The null input that broke my production agent and what fixed it

The demo ran flawlessly for three weeks. Every test input parsed clean, every output routed correctly, and I thought we had a reliable system.

Then a supplier sent a confirmation email with an empty subject line.

The agent, which was supposed to extract order references and route them into a queue, got a null where it expected a string. It didn’t crash. That would have been better. Instead it generated a plausible-looking order reference, routed it, and the downstream system processed it like it was real. Nobody caught it for four hours.

That is the demo problem: demos use inputs that look like what you expect. Production does not.

What the demo hid

I built and run the agent operation at aienterprise.dk, so I control every layer of the stack. When this broke, I could see the full trace. The agent’s system prompt said “extract the order reference from the subject line.” Sensible instruction. Works every time the subject line exists.

When it doesn’t exist, a well-prompted LLM doesn’t say “I cannot find an order reference.” It fills the gap. It invents something that looks right. The hallucination isn’t random noise. It’s plausible, structured noise. That’s what makes it dangerous. A random failure is easy to catch. A confident, well-formatted wrong answer is not.

In the demo, I never sent an email with a null subject. I never thought to. The input felt so basic I didn’t consider it an edge case. It isn’t an edge case in production. It’s Tuesday.

The unglamorous fix

I didn’t retrain anything. I didn’t adjust the prompt. I added a guard before the model call.

Before the agent touches input now, a deterministic check runs: is the subject field present and non-empty? If not, the message routes to a hold queue with a flag. A human reviews it. The agent never sees the malformed input.

That guard is twelve lines of code. It’s the least interesting thing I built all year. It’s also what makes the agent reliable.

The pattern generalizes. Every place an agent assumes structure in its input is a place production will eventually send you unstructured data. The fix isn’t a smarter model. The fix is a boundary: a check that runs before the model and routes bad input to a human instead of letting the model guess.

This is what I mean when I say reliability is the only feature. A demo proves an agent can do the task. Production proves it does the task, again, on the bad input, at 3am, when no one is watching. Those are different claims. Only the second one matters to anyone paying for it.

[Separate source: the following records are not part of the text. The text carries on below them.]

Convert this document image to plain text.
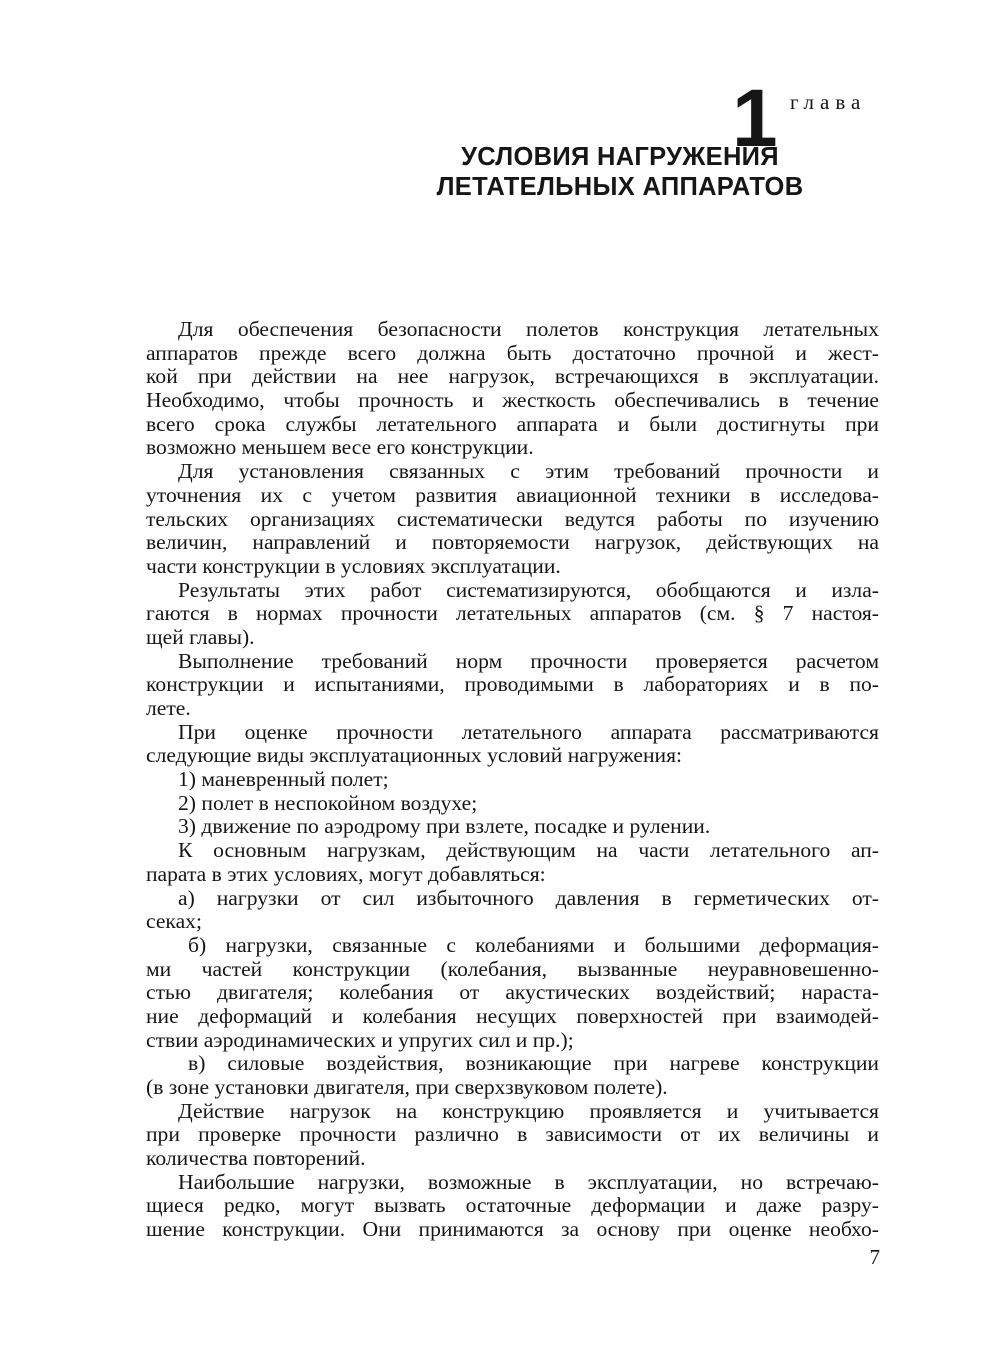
1 глава
УСЛОВИЯ НАГРУЖЕНИЯ
ЛЕТАТЕЛЬНЫХ АППАРАТОВ
Для обеспечения безопасности полетов конструкция летательных
аппаратов прежде всего должна быть достаточно прочной и жест-
кой при действии на нее нагрузок, встречающихся в эксплуатации.
Необходимо, чтобы прочность и жесткость обеспечивались в течение
всего срока службы летательного аппарата и были достигнуты при
возможно меньшем весе его конструкции.
Для установления связанных с этим требований прочности и
уточнения их с учетом развития авиационной техники в исследова-
тельских организациях систематически ведутся работы по изучению
величин, направлений и повторяемости нагрузок, действующих на
части конструкции в условиях эксплуатации.
Результаты этих работ систематизируются, обобщаются и изла-
гаются в нормах прочности летательных аппаратов (см. § 7 настоя-
щей главы).
Выполнение требований норм прочности проверяется расчетом
конструкции и испытаниями, проводимыми в лабораториях и в по-
лете.
При оценке прочности летательного аппарата рассматриваются
следующие виды эксплуатационных условий нагружения:
1) маневренный полет;
2) полет в неспокойном воздухе;
3) движение по аэродрому при взлете, посадке и рулении.
К основным нагрузкам, действующим на части летательного ап-
парата в этих условиях, могут добавляться:
а) нагрузки от сил избыточного давления в герметических от-
секах;
б) нагрузки, связанные с колебаниями и большими деформация-
ми частей конструкции (колебания, вызванные неуравновешенно-
стью двигателя; колебания от акустических воздействий; нараста-
ние деформаций и колебания несущих поверхностей при взаимодей-
ствии аэродинамических и упругих сил и пр.);
в) силовые воздействия, возникающие при нагреве конструкции
(в зоне установки двигателя, при сверхзвуковом полете).
Действие нагрузок на конструкцию проявляется и учитывается
при проверке прочности различно в зависимости от их величины и
количества повторений.
Наибольшие нагрузки, возможные в эксплуатации, но встречаю-
щиеся редко, могут вызвать остаточные деформации и даже разру-
шение конструкции. Они принимаются за основу при оценке необхо-
7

The agent now processes roughly 200 routing operations per day without incident. The hold queue gets used about twice a week. When it does, a human looks at whatever weird thing arrived, handles it, and I learn something new about what production actually looks like.

A note for 2027

If you’re building agents for clients in high-risk categories under the EU AI Act, the compliance deadline is December 2, 2027. That covers employment decisions, biometrics, border control, education systems. Not far off.

A system that routes confidently on bad inputs and produces plausible wrong answers won’t survive an audit. The guard I described isn’t just good engineering. For systems in scope, it’s a compliance minimum. The European Commission published draft Article 6 classification guidelines this month. If you haven’t checked whether your system is in scope, now is the time.

Reliability isn’t a feature you add later. The hold queue proves that. The hallucinated order reference proves it too, in the more expensive way.